Leo Abaya was an artist, teacher, curator, production designer, and film director.

December 13, 1960 – May 26, 2021

He was one of six artists commissioned by the Cultural Center of the Philippines (CCP) for “Attitude of the Mind” —an exhibition in 2017 for the birth centennial anniversary of National Artist for Music Jose Maceda, for which Abaya created an audio-visual installation.

Leo first earned a Bachelor of Science degree in Economics from Holy Name University in Tagbilaran, Bohol before pursuing a Bachelor of Fine Arts degree, majoring in Painting, at the University of the Philippines (UP), Diliman where he graduated with honors (magna cum laude). He also obtained a Master of Fine Arts degree from the Winchester School of Art, University of Southampton in the United Kingdom.

Abaya took his love of education further by teaching theory, production design, and studio arts in UP where he became a mentor to generations of artists from the College of Fine Arts.

As an artist, he worked in diverse formats including paintings, collages, sculpture, installations, and other media. His works are in the collections of the Singapore Art Museum, the UP Art Collection, and the Iloilo Museum of Contemporary Art.

As a production designer, he contributed to “Jose Rizal,” “Muro Ami,” and “Kubrador”. He received awards for Best Production Design in the 1998 Metro Manila Film Festival, the 1999 FAMAS Awards, and the 1999 Gawad Urian.

As a film director, his full-length feature film, “Instant Mommy,” was nominated for Best Film in the 9th Cinemalaya Film Festival in 2013. The film also gained attention in the 33rd Hawaii International Film Festival (Spotlight on the Philippines), the 50th Taipei Golden Horse Film Festival (Asian Window), the 11th World Film Festival of Bangkok (Asian Perspective), the 10th Dubai International Film Festival (Cinema of Asia and Africa), and the 9th Osaka Asian Film Festival (Special Screening). It also premiered in Canada at Your Kontinent: 4th Richmond International Film and Media Arts Festival in July 2014.

About the significance of art in daily life, Abaya said: “I subscribe to the notion that the proliferation of images used today for thinking and communication has broadened people’s sense of visuality.

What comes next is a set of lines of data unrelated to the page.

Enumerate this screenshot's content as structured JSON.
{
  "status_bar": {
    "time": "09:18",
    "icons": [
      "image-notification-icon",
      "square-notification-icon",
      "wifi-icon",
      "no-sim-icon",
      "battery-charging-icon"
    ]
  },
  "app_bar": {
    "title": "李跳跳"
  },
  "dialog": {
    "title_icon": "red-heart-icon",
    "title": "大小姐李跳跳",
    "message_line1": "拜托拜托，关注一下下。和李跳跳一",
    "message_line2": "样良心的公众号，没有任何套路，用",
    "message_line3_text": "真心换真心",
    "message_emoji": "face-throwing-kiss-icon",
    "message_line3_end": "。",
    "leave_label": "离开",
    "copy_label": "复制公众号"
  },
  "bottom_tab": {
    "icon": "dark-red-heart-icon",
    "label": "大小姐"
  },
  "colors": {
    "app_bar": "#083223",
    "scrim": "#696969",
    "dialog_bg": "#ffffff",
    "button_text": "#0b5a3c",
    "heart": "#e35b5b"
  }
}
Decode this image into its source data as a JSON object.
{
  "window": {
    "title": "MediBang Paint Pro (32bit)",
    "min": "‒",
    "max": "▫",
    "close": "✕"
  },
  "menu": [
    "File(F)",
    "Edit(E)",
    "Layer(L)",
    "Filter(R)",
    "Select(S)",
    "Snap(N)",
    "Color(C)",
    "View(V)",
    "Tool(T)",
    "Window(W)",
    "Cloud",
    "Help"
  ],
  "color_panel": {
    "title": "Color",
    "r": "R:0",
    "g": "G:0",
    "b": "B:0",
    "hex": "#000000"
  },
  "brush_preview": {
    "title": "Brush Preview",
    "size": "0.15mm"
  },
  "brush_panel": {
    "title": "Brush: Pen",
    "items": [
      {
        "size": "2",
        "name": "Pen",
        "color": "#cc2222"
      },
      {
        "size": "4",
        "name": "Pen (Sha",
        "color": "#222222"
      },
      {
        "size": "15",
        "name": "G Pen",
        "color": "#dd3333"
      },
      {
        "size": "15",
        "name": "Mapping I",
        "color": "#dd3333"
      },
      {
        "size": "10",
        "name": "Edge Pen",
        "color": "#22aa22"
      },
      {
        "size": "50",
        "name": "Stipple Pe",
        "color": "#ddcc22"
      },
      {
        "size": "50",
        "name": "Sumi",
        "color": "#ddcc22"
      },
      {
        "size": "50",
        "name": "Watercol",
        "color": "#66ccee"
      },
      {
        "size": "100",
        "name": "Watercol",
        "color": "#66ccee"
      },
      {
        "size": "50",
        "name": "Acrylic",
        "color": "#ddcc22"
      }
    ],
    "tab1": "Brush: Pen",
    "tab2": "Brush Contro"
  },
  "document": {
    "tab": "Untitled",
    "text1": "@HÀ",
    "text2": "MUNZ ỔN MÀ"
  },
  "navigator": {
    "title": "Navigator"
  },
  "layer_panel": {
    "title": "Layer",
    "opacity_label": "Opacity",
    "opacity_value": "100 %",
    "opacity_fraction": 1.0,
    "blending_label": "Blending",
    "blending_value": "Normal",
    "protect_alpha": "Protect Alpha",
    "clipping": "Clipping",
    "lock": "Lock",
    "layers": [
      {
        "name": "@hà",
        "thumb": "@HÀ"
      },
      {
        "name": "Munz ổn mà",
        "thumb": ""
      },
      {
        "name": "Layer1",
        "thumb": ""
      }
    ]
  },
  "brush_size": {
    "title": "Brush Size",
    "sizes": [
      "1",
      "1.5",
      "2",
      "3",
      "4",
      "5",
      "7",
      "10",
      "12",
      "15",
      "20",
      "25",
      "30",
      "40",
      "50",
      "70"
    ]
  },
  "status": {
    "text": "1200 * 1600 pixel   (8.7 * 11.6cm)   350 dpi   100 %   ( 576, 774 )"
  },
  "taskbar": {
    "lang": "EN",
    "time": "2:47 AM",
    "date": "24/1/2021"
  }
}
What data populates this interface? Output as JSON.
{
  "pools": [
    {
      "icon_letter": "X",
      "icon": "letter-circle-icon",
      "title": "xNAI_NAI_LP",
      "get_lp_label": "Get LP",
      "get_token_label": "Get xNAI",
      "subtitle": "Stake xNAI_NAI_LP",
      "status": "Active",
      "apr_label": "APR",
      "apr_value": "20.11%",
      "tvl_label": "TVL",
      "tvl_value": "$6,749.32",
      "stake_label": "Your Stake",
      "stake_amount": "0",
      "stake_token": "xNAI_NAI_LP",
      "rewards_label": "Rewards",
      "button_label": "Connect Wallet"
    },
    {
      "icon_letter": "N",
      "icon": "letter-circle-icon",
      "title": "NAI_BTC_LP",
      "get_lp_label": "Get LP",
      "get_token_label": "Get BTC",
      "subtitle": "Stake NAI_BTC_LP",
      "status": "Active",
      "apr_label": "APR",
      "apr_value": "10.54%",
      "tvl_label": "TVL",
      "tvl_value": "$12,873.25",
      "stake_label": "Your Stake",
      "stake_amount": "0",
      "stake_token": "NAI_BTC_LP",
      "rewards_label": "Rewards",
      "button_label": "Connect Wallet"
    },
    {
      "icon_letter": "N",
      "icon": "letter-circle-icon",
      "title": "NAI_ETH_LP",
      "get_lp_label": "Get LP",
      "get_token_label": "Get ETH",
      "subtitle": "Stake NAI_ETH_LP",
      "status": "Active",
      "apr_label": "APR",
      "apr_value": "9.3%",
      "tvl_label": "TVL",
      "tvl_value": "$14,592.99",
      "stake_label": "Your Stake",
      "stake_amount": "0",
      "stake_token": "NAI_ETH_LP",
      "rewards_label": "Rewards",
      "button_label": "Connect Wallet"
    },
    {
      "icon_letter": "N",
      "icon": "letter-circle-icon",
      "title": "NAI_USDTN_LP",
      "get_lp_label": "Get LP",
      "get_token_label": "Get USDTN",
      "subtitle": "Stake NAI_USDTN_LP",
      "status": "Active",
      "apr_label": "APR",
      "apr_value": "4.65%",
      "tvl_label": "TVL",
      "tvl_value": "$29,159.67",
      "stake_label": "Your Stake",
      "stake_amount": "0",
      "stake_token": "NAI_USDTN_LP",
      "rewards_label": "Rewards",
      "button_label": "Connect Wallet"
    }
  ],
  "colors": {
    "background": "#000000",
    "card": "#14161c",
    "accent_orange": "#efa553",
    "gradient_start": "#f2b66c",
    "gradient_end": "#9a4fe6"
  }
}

It continues to increase porosity to the boundaries that restrict conventional art practices…

“But I also think that the more daily life is inundated by images, the more we aestheticise almost anything today, the more we should be mindful and critical of their use – ethically, socially, and politically.”

He died on May 26, 2021 at the age of 60.

Art critic Lisa Ito remembers him thus: ”Prof. Leo Abaya’s lifelong work and memory will always be cherished by the Philippine arts community. He knew that engaging with history and the history of art enriched one’s practice and sense of the world beyond, and always made it a point to convey that same sense of value.

“He was also what an art educator should be in such times: fiercely caring for his students, teaching by principle and process, and committed to critical thought and practice. He was infinitely generous with his time, with his breadth of knowledge, and with his smile. Many generations attest to how his mentorship challenged and left many wanting to do better as an artist, a researcher, and a person.”